Je pense qu’il faut maintenir une prééminence de l’Etat, qui est chargé de contenir les intérêts privés, et que cela n’est pas compatible avec un trop grand allégement de l’Etat, notamment en terme d’expertise. Par ailleurs, la pente de l’époque étant si fortement en faveur des intérêts privés, je suis en faveur de l’Etat jusqu’à preuve fortement argumentée du contraire.
J’en profite pour signaler, en passant, les derniers avatars de l’idéologie de la privatisation au Royaume-Uni.
La compagnie G4S, qui s’était fait remarquer lors des jeux olympiques de 2012, a encore brillé (nouvelles du jour) :
https://www.telegraph.co.uk/politics/2018/08/20/englands-worst-prison-taken-government-inspection-finds-inmates/
“England’s worst prison will be taken over by the Government after a damning inspection found that violent inmates have effectively seized control of the jail.
The Victorian prison, which was being run by G4S, will be run by the Government for up to 12 months with a new Governor and management team installed. Ministers said that G4S, rather than the taxpayer, will foot the bill.”

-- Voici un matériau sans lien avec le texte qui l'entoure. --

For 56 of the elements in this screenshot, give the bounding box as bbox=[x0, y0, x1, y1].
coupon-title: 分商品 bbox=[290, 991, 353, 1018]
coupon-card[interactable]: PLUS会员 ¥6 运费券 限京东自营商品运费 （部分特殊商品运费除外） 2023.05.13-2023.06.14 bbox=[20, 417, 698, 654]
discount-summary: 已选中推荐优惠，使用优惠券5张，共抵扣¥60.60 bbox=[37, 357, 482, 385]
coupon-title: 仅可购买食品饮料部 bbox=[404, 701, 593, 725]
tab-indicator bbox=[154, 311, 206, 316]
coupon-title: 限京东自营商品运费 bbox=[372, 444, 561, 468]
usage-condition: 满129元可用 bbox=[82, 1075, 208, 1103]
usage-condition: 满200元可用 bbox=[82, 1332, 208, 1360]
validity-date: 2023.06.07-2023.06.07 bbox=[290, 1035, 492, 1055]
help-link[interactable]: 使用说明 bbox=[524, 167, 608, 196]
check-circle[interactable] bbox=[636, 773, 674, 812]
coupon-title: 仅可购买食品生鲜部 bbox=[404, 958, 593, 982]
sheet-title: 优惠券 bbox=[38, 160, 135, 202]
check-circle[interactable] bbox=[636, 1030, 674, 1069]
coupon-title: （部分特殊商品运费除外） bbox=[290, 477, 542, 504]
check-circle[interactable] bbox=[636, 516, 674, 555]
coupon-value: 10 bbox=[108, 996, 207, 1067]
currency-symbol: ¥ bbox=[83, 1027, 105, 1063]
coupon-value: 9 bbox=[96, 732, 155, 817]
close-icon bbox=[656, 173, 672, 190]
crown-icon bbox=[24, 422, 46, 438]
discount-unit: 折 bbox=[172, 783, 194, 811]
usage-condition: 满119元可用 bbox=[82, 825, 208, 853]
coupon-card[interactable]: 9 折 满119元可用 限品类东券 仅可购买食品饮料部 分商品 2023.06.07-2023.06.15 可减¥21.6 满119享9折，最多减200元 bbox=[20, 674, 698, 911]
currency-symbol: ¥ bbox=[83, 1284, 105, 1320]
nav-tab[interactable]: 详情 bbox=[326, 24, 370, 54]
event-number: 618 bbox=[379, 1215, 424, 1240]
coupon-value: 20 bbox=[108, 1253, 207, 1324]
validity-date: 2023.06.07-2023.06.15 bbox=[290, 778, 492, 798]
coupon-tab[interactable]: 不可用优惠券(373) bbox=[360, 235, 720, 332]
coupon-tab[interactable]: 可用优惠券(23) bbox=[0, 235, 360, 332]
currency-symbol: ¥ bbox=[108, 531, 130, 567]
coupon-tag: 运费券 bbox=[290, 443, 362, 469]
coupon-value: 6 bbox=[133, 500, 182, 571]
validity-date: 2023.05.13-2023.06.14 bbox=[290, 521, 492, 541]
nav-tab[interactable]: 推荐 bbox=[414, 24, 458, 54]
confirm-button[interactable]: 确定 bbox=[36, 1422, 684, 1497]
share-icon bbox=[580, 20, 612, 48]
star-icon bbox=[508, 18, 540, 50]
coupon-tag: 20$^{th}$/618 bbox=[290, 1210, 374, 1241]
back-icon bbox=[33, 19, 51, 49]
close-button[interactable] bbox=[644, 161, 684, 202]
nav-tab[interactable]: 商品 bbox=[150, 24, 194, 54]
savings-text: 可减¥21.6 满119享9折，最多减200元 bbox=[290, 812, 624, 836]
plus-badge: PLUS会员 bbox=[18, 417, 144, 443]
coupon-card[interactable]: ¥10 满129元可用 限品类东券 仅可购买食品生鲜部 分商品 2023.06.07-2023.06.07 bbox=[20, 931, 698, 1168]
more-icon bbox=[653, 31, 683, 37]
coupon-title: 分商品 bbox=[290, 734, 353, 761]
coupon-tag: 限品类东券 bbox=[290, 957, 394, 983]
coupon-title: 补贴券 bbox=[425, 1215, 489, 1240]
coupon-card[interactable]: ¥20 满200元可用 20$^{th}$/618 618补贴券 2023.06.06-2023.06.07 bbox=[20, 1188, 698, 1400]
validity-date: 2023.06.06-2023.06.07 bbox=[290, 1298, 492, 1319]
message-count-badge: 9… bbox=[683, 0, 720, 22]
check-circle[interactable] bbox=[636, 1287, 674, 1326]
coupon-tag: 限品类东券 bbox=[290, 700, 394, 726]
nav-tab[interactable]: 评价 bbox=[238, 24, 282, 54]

En 2012, G4S, qui s’était engagé à assurer la sécurité des JO de Londres, avait été incapable de le faire, suite à une défaillance de son processus de recrutement.
Des soldats anglais, de retour d’opération extérieure et qui, pour certains, venaient d’être avertis de leur futur licenciement, avaient donc dû la remplacer au pied levé.
Non seulement le responsable de G4S n’avait pas été éjecté sur le champ, mais encore il avait eu droit à un bonus lors de son départ, un an après :
https://www.theguardian.com/business/2013/may/21/g4s-nick-buckles-quits
“The chairman of the Commons home affairs committee has branded a £1.2m payoff to outgoing G4S chief executive Nick Buckles “astonishing” given his role in the Olympics security fiasco last summer.
Buckles, who quit in the wake of a recent profit warning despite having survived the initial fallout from the London Games debacle, will leave with a total financial package worth about £16m.”
Pas de copinage dans le privé…? Pourquoi récupèrent-ils tous des bonus somptueux, supérieurs à ce qu’un individu normalement constitué dépense lors de sa vie, après avoir fait des âneries monstrueuses ? Ce sont pourtant bien des cadres supérieurs comme eux qui valident ces énormes sommes.
Pour rebondir sur votre contribution en passant la privatisation qui ne dit pas son nom de la SNCF est une honte nationale! Le pauvre contribuable francais va engraisser quelques grandes fortunes détentrices du capital des futures compagnies ferroviaires privées. Quand Séguin disait que gauche et droite étaient les détaillants de la même boutique européenne il visait juste! Je suis convaincu que seule la nation aujourdhui peut contrer les intérêts du capital prédateur!